A few days after that, the mark started to darken again. If she noticed it, she did not say anything to him about it at first - but of course she had noticed it, her usual owl-like observation disguised by her customary farcical antics and behaviour.

But it was time now - sitting on the edge of the bed, gripping at his bare forearm, he realized this.

"You're leaving soon." She stirred behind him, sitting up. The only sign that this realization disturbed her was the slight tremble to her hand as she reached for the cigarettes stashed under her pillow.

He just nodded.

"Will you be back?"

"I don't . . . know." He could see no way that he would have time to come back, nor would it be safe - safe for him to leave the school and the students, nor safe for him to be seen here. He should have told her then, what the endgame held in store for him, but he couldn't. He should have told her straight, committed himself to the idea that he could not come back, rather than string her along, and string himself along for that matter.

But that he might be able to come back to her, even just a few times, to escape the horrors he was set to face - that he would gladly face to protect Lily's son, and all the children - gave him something to hope for.
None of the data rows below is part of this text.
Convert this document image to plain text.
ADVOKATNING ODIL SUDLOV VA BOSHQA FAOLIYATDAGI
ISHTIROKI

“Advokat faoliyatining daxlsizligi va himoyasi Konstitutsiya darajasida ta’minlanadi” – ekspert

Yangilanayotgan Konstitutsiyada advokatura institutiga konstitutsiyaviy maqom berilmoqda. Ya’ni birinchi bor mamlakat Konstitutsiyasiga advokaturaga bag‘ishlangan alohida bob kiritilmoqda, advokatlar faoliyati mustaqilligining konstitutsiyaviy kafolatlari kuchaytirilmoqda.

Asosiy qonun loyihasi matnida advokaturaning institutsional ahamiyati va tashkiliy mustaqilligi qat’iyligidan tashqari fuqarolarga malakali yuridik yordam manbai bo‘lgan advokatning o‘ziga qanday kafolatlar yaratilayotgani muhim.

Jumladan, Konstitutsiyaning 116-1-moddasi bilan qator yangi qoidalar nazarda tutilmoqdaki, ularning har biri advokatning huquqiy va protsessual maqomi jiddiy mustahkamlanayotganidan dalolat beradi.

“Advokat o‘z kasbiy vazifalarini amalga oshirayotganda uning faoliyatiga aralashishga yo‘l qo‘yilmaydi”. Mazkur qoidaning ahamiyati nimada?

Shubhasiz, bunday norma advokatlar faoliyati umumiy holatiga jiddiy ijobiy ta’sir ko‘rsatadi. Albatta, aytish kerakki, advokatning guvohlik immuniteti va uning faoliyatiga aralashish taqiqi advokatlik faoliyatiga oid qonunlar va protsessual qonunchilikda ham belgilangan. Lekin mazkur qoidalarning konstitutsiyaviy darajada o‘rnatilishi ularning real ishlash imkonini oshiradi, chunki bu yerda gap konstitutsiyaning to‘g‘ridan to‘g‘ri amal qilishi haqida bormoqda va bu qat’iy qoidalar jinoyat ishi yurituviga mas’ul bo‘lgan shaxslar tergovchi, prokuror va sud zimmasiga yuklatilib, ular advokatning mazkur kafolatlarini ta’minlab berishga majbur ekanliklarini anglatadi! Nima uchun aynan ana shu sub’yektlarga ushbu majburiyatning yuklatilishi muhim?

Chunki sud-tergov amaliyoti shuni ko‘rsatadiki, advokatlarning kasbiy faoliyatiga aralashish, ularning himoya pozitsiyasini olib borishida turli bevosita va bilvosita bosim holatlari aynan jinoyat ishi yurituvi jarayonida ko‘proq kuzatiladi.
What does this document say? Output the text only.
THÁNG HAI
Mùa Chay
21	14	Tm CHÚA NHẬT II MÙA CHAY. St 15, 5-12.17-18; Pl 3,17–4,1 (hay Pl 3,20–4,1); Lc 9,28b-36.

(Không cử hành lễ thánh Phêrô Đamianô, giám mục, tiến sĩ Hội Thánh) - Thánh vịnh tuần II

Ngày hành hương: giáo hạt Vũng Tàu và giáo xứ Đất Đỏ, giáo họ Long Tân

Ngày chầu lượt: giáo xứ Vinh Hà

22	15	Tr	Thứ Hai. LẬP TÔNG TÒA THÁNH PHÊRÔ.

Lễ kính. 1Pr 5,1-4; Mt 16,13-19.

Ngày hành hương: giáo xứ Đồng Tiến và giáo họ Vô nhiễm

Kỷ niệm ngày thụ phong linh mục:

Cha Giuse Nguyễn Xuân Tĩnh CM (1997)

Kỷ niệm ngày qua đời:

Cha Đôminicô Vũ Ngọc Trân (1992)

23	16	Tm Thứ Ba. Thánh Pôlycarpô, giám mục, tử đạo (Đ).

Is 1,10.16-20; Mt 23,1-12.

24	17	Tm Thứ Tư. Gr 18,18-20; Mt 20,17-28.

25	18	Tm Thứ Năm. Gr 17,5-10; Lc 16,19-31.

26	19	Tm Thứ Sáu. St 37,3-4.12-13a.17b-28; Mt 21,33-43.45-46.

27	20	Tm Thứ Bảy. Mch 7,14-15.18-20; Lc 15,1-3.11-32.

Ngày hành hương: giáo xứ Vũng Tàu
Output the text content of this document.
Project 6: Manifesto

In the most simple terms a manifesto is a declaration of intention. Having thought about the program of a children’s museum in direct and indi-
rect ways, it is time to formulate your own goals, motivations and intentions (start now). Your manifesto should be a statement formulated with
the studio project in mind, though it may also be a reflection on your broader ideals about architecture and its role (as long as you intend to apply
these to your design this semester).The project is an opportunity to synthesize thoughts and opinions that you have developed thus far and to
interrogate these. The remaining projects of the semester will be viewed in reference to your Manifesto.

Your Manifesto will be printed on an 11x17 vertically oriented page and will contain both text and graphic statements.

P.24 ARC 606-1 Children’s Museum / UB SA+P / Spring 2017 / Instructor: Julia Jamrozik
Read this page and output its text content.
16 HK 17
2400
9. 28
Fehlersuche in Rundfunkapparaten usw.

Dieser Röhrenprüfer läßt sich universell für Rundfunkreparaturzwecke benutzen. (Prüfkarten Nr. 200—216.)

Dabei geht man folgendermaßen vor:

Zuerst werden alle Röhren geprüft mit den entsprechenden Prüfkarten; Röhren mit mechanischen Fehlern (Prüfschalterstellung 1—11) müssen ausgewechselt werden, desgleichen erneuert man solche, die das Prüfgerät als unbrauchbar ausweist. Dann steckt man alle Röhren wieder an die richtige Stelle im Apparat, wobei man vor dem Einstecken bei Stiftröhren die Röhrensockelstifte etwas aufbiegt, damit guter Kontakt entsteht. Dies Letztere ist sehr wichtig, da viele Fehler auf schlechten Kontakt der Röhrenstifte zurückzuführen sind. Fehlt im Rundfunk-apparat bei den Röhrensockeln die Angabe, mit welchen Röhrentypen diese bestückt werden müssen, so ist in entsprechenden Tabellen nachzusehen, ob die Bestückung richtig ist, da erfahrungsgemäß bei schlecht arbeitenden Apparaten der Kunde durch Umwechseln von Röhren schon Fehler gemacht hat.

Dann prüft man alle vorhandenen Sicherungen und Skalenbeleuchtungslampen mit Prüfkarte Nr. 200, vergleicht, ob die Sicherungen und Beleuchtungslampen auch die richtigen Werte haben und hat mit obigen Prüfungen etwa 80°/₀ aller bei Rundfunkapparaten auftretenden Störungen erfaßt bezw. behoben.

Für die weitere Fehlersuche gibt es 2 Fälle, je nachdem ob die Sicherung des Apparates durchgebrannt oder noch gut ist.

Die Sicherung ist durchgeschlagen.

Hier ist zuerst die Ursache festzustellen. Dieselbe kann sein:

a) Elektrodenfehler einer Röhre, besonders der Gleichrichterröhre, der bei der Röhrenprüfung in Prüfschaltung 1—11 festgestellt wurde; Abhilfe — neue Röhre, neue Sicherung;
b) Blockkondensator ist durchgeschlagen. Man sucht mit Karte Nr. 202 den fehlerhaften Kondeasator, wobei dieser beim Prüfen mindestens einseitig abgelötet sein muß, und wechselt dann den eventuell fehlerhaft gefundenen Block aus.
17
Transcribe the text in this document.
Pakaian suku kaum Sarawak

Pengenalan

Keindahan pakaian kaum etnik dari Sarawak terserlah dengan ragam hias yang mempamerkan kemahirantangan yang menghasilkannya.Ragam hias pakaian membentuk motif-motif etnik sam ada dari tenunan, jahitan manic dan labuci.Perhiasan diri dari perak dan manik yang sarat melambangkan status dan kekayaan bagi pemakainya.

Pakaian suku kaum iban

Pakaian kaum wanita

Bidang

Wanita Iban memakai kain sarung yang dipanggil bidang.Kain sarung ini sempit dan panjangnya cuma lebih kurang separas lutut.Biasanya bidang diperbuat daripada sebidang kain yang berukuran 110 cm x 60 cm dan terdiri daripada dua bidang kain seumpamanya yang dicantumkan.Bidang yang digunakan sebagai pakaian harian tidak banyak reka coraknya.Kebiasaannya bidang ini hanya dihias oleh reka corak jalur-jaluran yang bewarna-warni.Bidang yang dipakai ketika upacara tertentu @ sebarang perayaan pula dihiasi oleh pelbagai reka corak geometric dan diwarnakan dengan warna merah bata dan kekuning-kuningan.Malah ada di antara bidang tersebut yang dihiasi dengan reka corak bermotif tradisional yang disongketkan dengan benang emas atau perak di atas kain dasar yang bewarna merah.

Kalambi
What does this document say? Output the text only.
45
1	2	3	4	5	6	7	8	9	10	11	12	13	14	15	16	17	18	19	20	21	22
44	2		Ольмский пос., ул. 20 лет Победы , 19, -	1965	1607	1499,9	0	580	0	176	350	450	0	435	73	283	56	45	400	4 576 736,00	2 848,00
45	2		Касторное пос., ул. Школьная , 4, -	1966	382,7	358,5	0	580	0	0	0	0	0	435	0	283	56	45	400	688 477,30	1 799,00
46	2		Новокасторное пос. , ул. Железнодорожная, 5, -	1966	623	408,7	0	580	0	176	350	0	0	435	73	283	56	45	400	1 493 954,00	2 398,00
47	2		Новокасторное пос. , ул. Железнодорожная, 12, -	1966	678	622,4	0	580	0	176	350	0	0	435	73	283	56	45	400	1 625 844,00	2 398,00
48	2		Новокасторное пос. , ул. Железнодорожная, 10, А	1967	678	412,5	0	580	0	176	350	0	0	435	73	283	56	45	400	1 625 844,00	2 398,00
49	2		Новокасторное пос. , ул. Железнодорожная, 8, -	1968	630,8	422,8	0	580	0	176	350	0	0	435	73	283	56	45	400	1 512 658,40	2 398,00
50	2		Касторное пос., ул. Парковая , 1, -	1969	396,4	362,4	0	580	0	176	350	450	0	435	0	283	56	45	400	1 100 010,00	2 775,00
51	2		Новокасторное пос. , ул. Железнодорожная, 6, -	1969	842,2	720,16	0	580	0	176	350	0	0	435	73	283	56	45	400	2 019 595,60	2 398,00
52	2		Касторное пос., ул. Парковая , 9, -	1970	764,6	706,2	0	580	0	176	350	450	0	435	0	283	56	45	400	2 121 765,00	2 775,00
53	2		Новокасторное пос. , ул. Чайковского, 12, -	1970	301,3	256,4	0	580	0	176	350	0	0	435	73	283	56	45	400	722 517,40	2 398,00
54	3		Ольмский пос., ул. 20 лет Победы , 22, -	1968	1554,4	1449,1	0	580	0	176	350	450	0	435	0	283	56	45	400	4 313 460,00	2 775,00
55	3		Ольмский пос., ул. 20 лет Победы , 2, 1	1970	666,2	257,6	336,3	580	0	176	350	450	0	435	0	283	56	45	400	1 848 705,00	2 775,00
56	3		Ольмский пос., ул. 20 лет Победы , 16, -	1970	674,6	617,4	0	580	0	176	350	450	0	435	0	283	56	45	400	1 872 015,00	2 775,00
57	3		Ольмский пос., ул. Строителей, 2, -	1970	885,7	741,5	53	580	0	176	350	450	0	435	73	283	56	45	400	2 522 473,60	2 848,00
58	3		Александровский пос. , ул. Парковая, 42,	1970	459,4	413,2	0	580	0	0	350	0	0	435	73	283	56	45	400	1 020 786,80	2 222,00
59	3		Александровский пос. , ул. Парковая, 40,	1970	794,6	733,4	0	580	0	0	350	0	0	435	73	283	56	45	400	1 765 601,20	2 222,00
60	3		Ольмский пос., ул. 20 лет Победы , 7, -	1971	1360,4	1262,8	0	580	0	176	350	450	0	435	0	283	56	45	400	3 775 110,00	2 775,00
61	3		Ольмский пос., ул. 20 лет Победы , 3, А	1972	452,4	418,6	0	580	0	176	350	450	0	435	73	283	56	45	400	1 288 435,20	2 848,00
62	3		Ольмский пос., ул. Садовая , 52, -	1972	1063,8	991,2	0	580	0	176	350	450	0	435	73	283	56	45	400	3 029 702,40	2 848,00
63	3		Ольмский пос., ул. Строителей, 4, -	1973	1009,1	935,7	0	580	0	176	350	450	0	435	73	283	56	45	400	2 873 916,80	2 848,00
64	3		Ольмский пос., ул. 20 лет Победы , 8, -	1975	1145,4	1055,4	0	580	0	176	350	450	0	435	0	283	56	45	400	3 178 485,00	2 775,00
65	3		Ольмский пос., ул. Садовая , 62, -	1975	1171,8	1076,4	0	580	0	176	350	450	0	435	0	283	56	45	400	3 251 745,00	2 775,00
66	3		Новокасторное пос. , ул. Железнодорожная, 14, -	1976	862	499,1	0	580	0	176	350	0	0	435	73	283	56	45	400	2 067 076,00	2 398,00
It was selfish, he knew, but she of all people understood selfishness herself and would indulge him in it despite the fact that she was the one most likely to suffer the most

"Eh, you know the wards to get in if you are ever in the area and need a place to crash." Again, the only slight clue that she was not as devil-may-care as she sounded was the smallest physical thing - shoulders brought back stiffly, at first disguised as a shrug, but that never moved from that pose. He had spent the last four weeks living with her, watching her, sharing her bed, so that he could see the slightest deviation in her normal physicality. The well hidden tension she bore gnawed at him a little. "Cup of tea first, or do you have to get into the office early to get a jump on the whole 'take over the world' ploy?" She smirked at him in that way she had - the way that said that she knew that he knew, and that she wasn't at all impressed or bothered.

"I have no need to rush." He said, looking at her, taking every last inch of exposed skin in, intimating that tea was the last thing on his mind.

It may be time to leave whether he liked it or not, but he would be sure to leave on his own terms, while he still could.